Titus attempts to ban aircraft in wild horse roundups

by Dana Gentry, Nevada Current
WASHINGTON–Congresswoman Dina Titus (D-NV) introduced legislation Tuesday to ban federal helicopter roundups of wild horses, and another member of the U.S. House of Representatives is calling on the Bureau of Land Management to suspend all roundups.
Titus’s bill would amend the Wild Free-roaming Horses and Burros Act to prohibit aircraft in management efforts.
“The process terrorizes horses and nearly every roundup includes cases of mustangs injured or killed as a result,” says a news release from Titus. “Broken necks and legs are common, as are horses dying from the stress of being chased to pure exhaustion.”
Under the Trump administration, the BLM released a management plan calling for the roundup of more than 90,000 wild horses and burros over the next five years at a cost of nearly $1 billion.
Last month, wild horse activists filed a lawsuit against the BLM over an ongoing roundup in Nevada, and alleged the BLM, by prioritizing its bargain-rate grazing arrangement with ranchers over horses, has failed to maintain a thriving ecological balance. The BLM declined to comment.
On the day Titus introduced her bill, the Bureau of Land Management began a roundup of the Sulphur Herd Management Area in Utah – 265,675 acres with an estimated wild horse population of 600, according to the BLM.
The BLM intends to remove more than 350 wild horses from the area, says the American Wild Horse Campaign (AWHC), a non-profit organization dedicated to preserving free-roaming wild horses through birth control and other means of management.
On Tuesday, the first day of the operation, the BLM captured 120 wild horses. One was euthanized due to a broken leg suffered during the roundup, according to AWHC.

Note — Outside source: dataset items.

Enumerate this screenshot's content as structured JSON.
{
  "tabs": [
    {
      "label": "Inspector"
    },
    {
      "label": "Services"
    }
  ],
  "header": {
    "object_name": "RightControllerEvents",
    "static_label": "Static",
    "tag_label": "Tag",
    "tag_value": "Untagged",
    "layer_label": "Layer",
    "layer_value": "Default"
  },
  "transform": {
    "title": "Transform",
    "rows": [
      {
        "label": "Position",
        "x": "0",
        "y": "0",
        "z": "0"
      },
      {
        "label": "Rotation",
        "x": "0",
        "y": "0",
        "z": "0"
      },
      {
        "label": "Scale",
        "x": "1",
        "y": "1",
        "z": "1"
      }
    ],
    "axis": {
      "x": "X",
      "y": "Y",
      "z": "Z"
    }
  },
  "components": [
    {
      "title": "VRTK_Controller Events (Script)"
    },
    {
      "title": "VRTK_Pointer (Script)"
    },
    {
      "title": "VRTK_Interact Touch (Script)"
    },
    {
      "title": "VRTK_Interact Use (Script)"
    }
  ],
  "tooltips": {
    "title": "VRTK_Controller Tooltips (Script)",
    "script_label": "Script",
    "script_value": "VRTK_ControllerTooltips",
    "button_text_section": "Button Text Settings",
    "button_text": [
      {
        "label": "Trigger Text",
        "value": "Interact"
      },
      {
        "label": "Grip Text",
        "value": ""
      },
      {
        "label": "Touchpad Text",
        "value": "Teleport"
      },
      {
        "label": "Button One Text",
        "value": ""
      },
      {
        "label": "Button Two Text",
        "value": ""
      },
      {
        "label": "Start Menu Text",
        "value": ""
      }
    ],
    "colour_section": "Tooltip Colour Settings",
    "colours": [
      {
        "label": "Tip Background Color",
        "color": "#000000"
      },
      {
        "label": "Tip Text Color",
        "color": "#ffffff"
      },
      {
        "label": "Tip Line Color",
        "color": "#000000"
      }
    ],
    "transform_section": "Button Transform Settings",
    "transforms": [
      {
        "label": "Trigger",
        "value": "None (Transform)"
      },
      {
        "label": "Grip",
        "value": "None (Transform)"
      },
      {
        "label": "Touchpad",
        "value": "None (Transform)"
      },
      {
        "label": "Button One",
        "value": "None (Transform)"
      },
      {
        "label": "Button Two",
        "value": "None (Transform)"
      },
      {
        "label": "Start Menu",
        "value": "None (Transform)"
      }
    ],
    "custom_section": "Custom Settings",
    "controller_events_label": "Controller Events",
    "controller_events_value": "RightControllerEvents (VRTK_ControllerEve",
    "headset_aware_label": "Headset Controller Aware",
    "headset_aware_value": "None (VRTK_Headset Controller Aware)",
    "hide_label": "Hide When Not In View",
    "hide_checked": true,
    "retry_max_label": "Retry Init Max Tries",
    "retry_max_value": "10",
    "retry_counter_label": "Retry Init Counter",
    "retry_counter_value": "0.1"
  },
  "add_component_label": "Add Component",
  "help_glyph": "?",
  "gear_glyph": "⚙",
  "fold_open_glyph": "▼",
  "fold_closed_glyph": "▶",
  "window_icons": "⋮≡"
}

Also on Tuesday, Tennessee Congressman Steve Cohen, a Democrat, wrote BLM Director Tracy Stone Manning and Interior Secretary Deb Haaland, asking them to suspend roundups “until appropriate range assessments have been completed, animal welfare concerns have been addressed, and a robust fertility control vaccine plan has been implemented.”
Cohen noted 2,300 mares are scheduled to receive the fertility control vaccine in 2022.
“However, the vaccine program must be much more robust in order to obtain positive results, achieve management goals, and avoid compensatory reproduction,” Cohen wrote. “I acknowledge that BLM has cited logistical difficulties in administering the vaccines, but that challenge seems to be a much more cost-effective solution than doubling the number of holding facilities over the next five years, with no end in sight.”
AWHC says the public has paid:
- $53.2 million for helicopter roundup and bait-trapping operations since 2006
- $87.0 million for short-term holding corrals since 2010
- $333 million for long-term holding pastures since 2004
The organization pegs the cost to “dart a mare” with contraceptive vaccine at about $220, while the cost “to round up a horse from the range and warehouse it for life” can be as much as $50,000.
Activists complain the BLM spends less than 1% of its wild horse and burro budget on birth control and approximately $60 million a year on roundups and holding facilities.